F-35, official: too heavy helmet, fatal injury risk for drivers, one year to design a new one

(To Franco Iacch)
22/10/15

It's official: the F-35 helmet is too heavy and during an expulsion it could kill the pilots. This is what the head of the company said a few hours ago Joint Program Office, General Christopher Bogdan. Engineers are trying to reduce the weight of the helmet to prevent potentially lethal neck injuries for pilots who expel themselves from the aircraft.

The helmet problem was discovered last winter. Since then, all tests have been suspended for lighter pilots. In fact, a rider who weighs 60 pounds, can not wear the current helmet from 400 thousand dollars.

"A rider with a weight of 60 kilos (excess tolerance threshold and two kilos), has a chance on 50 thousand to suffer a neck injury in case of expulsion.The pilots that weigh between 63 and 74 pounds, have less risk with a chance on 200 thousand to suffer a potentially lethal injury to the neck ".

It will take another year - added Bogdan - to put in place a safe helmet for all riders.

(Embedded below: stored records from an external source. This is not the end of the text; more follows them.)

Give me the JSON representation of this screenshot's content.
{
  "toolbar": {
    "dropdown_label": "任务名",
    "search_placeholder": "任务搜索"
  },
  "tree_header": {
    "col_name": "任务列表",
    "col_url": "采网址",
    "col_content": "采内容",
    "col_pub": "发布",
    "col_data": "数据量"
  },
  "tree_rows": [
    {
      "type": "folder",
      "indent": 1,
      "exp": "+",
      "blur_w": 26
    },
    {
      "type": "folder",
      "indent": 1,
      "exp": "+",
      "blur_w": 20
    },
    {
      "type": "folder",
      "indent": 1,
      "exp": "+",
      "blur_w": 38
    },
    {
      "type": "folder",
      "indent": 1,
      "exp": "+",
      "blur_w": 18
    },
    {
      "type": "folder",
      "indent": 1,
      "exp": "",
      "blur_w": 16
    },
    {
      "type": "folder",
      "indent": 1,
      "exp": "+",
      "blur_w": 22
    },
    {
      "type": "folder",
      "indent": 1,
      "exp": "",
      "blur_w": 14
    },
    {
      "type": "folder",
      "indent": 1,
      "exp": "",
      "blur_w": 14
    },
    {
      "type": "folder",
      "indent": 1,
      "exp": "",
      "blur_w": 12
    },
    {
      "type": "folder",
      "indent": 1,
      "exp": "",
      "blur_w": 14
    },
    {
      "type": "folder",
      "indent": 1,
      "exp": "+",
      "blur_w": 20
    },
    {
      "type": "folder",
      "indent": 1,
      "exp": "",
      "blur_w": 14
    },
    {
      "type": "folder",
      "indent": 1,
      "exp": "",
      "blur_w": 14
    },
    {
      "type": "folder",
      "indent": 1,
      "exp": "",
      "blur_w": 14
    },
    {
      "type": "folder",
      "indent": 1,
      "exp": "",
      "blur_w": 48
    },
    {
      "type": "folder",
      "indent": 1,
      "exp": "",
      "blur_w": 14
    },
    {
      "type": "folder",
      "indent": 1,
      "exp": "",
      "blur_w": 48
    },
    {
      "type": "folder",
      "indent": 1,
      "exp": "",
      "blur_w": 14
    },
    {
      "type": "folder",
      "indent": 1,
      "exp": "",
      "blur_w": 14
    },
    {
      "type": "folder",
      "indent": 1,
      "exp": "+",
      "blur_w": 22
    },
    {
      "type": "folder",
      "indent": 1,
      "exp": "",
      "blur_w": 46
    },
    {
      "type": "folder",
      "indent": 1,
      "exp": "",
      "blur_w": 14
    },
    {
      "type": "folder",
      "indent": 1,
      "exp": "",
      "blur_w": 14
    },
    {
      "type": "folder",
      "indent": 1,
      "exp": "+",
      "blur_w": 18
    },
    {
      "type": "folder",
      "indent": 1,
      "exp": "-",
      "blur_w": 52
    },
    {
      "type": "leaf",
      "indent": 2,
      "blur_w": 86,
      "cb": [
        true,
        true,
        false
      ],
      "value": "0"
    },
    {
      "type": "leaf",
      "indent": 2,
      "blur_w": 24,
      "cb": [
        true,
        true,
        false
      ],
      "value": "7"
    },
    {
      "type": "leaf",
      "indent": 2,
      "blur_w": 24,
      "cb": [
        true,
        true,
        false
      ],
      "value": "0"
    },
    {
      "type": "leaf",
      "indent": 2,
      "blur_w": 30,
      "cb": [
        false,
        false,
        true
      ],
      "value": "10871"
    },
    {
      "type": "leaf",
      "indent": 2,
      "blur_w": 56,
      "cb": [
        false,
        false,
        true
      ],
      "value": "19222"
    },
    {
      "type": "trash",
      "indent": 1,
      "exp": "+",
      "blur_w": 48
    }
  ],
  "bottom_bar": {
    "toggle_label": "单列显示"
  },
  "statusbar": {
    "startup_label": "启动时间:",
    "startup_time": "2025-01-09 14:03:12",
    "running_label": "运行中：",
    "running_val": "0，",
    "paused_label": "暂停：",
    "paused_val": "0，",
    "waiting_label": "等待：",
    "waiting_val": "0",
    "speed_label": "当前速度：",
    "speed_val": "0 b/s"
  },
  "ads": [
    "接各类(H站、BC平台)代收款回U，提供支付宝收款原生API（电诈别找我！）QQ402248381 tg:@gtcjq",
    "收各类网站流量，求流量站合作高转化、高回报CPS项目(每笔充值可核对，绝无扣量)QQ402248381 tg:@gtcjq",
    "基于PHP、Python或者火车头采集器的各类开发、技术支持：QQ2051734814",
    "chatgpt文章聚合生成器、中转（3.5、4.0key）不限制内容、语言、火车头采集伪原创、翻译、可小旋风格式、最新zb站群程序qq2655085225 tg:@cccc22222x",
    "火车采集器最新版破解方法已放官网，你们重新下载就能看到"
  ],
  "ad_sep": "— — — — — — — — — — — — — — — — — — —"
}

In addition to the helmet, there has been another problem in recent weeks: this is a "potentially fatal mistake for the pilot's life". This mistake already has a number of potential victims: a third of the riders who will fly with the F-35. In the ejection phase, then we are in an emergency, the system would cause a so sharp whip blow due to an incorrect position of the child seat propelled outside the aircraft. The risk, recognized by the Department of Defense (hence it is not a hypothesis without foundation), is real for pilots between 60 and 65 chili. The Pentagon itself does not know how to solve this problem. The tests have shown that riders, whose weight is slightly near or overweight to the 135 / 140 pounds, have a death probability equal to the 98% during 160 node expulsion. For those who do not know it is the average speed of a takeoff or landing.

The American pilots qualified with the F-35 that fall in this weight category are equal to 7%. Their rating has been suspended. But the problem may have been underestimated because the percentage of risk remains high even for pilots with an average weight.